Cover Letters are Dead. Here’s What Will Replace Them

October 5, 2017

Long Live the Cover Letter. Or not.

A quick Google search reveals dozens of listings about how the cover letter is dead in hiring – alongside seemingly-anachronistic articles offering cover letter advice for job seekers. So often, business writers refer to something as “dead” to get a rise out of readers: email is dead. Cold calling is dead. Networking is dead – while all the time those things keep on chugging. Not so with cover letters.

Cover letters are, for the most part, a dinosaur in the job application process. They’re a vestigial remnant of a more formal, more hidebound working culture than the one we find ourselves in today. Hiring managers rarely read them. Recruiters rarely read them. Yet candidates still dutifully attach cover letters to job applications – when they can – out of a desire to check all the boxes, to cross the T’s and dot the I’s and come across as a diligent, thorough employee. It breaks our hearts. Okay, that might be too strong. But it’s disappointing to see because the time spent working on a cover letter is almost always better spent buffing up your resume.

Why are cover letters dead? Hiring managers at companies tend to receive a ton of applications, so many that it becomes prohibitively time consuming to read the cover letters which, let’s be honest, typically derive from form letters found through Google searches. The same goes for agency recruiters. Many Applicant Tracking Systems – which many large corporations use to filter out job applicants sight unseen – don’t even have a section that allows an applicant to input a cover letter. A famous eye-tracking study in The Ladders showed that the average recruiter spends 6 seconds reviewing each resume before moving on to the next one. The study didn’t even bother to include data about how much time they spend reading cover letters.

To us, that says it all.

For an entry-level or junior role especially, a classy cover letter might show your soft skills, your ability to communicate, in a way that sets you apart and glosses over your lack of experience. Or that’s the idea. For a senior-level role with big impact, a cover letter is a chance to introduce your management style and personality. But most cover letters are going to get ignored by hiring managers, so typically they’re not worth the pixels on which they’re displayed.

However, as the trend away from cover letters takes hold, the pendulum seems to be swinging completely to the other side of the spectrum: more and more we’re seeing resumes come in with absolutely no note or email message attached.

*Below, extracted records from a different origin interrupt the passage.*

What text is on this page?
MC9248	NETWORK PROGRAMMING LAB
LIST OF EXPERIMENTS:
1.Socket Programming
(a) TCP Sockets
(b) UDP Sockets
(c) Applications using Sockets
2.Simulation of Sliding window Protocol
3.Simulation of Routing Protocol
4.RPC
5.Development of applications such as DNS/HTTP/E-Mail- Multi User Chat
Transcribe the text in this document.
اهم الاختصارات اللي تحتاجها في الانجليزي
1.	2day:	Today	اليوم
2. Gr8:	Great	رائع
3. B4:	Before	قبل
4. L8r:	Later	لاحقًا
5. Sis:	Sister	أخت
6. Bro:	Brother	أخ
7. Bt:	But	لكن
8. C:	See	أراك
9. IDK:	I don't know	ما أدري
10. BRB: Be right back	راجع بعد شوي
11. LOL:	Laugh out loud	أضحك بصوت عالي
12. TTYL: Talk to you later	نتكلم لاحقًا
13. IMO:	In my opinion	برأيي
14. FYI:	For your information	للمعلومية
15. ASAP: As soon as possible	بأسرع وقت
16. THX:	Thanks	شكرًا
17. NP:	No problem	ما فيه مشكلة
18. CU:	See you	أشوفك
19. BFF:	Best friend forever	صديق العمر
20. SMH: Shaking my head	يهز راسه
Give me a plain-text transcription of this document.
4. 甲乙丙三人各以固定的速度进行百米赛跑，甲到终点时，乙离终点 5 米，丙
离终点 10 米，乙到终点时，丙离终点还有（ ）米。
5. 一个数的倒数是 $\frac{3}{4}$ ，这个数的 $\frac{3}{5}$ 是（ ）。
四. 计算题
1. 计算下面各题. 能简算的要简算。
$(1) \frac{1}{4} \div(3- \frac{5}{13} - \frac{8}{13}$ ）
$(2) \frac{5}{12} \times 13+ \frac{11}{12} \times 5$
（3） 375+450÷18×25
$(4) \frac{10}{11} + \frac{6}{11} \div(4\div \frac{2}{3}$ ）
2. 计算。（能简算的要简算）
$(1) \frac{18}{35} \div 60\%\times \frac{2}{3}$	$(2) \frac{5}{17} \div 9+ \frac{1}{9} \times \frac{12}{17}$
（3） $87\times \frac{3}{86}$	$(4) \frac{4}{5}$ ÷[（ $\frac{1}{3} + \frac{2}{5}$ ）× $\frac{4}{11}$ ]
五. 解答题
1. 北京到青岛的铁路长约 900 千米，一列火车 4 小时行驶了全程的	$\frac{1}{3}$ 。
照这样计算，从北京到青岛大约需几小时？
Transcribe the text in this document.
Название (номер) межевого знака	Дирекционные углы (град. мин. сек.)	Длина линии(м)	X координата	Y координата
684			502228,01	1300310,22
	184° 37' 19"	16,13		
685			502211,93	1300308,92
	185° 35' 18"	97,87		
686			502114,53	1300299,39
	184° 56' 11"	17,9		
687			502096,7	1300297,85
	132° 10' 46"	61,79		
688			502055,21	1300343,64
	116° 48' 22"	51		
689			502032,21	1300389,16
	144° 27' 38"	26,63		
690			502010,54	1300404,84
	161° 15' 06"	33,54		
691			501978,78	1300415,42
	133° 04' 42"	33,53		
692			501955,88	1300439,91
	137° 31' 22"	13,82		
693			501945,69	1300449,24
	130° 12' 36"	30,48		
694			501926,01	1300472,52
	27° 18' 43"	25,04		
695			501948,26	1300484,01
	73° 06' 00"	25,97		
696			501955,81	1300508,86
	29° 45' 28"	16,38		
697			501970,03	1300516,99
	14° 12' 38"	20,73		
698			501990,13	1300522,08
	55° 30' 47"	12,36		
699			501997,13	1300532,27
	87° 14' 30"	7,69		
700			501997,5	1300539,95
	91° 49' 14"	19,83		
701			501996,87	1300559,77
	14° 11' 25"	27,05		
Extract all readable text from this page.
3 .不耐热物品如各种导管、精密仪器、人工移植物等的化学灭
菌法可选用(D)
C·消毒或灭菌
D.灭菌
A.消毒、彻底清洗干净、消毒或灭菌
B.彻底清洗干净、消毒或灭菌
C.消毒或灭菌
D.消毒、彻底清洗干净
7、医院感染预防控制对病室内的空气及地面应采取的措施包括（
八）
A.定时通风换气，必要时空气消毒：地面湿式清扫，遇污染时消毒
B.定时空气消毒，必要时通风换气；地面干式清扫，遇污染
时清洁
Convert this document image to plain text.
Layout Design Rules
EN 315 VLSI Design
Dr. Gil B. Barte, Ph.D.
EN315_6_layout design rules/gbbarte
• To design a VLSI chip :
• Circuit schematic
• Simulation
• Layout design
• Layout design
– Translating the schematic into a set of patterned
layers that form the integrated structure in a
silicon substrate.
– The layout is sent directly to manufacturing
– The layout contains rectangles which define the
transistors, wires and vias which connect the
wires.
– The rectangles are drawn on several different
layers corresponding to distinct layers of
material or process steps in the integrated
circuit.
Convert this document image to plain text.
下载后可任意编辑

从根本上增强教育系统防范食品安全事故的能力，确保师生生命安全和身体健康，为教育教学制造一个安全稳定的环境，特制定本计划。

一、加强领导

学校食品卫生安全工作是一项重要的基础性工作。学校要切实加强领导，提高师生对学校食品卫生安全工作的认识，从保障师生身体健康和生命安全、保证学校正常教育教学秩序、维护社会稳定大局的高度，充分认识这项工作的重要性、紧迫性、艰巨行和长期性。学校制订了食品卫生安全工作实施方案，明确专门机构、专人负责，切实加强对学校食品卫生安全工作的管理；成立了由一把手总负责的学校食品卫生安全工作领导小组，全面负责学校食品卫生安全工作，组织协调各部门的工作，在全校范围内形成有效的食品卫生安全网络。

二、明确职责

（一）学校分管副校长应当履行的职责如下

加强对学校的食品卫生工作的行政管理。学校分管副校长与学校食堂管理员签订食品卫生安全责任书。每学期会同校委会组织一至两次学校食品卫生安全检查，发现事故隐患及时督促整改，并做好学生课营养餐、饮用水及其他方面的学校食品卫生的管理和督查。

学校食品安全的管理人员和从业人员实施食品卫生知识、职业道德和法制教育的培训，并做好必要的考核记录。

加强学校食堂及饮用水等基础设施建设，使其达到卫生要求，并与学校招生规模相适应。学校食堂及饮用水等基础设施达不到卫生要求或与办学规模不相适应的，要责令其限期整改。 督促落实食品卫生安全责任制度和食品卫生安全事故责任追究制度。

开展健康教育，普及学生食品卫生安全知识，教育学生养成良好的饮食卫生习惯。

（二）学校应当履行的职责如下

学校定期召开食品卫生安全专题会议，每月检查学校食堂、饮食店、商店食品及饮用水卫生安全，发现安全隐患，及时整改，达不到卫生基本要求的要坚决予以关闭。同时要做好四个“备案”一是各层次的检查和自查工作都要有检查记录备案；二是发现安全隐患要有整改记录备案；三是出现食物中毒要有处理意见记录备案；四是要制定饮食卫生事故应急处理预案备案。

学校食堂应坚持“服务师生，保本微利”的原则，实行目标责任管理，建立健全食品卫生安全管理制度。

Here’s the basic message we want to convey: the formal cover letter might be dead, but that doesn’t mean a blank email to a recruiter or hiring manager is going to be effective. So let us propose a replacement for the cover letter:

The Elevator Pitch.

Even though you don’t need a formal three paragraph letter explaining your experience and value, you do need some kind of human touch when you market yourself for a role. A cover letter might not get read, and the recruiter might go straight for the resume. But if you send just a resume with no note at all, your resume won’t even get a read.

Your application email needs to have an elevator pitch that entices the recruiter or hiring manager to read your resume. Who are you? What do you do? What excites you about this opportunity? It shouldn’t be as informal as an email to a friend or family member. It still needs to be professional. But concision is key. Point to one or two major accomplishments on your resume, offer a brief note on what you think you’d offer the organization, thank them for their consideration, and sign off.

In today’s business world, for a sole contributor role or above, that’s really all you need. But the elevator pitch isn’t necessarily easier to write than a cover letter. As Mark Twain said (apocryphally), “I wrote you a long letter because I didn’t have time to write a short one.” Figuring out how to distill your experience and potential into a one-paragraph elevator pitch is tricky. It’s even harder to make it personable and catchy. Think about your initial email as a call to action designed to entice the reader into checking out your resume. What are the three most impactful things you’ve done in your career? What do you offer that elevates teams rather than just “filling a role”? What’s motivated you to apply for this job out of the thousands you might see posted every day?

Answer these questions, and you’re halfway there.

Some companies are still asking for cover letters, even if they aren’t necessarily reading them, so consider the practice moribund if not completely dead. But we think an elevator pitch is the best approach.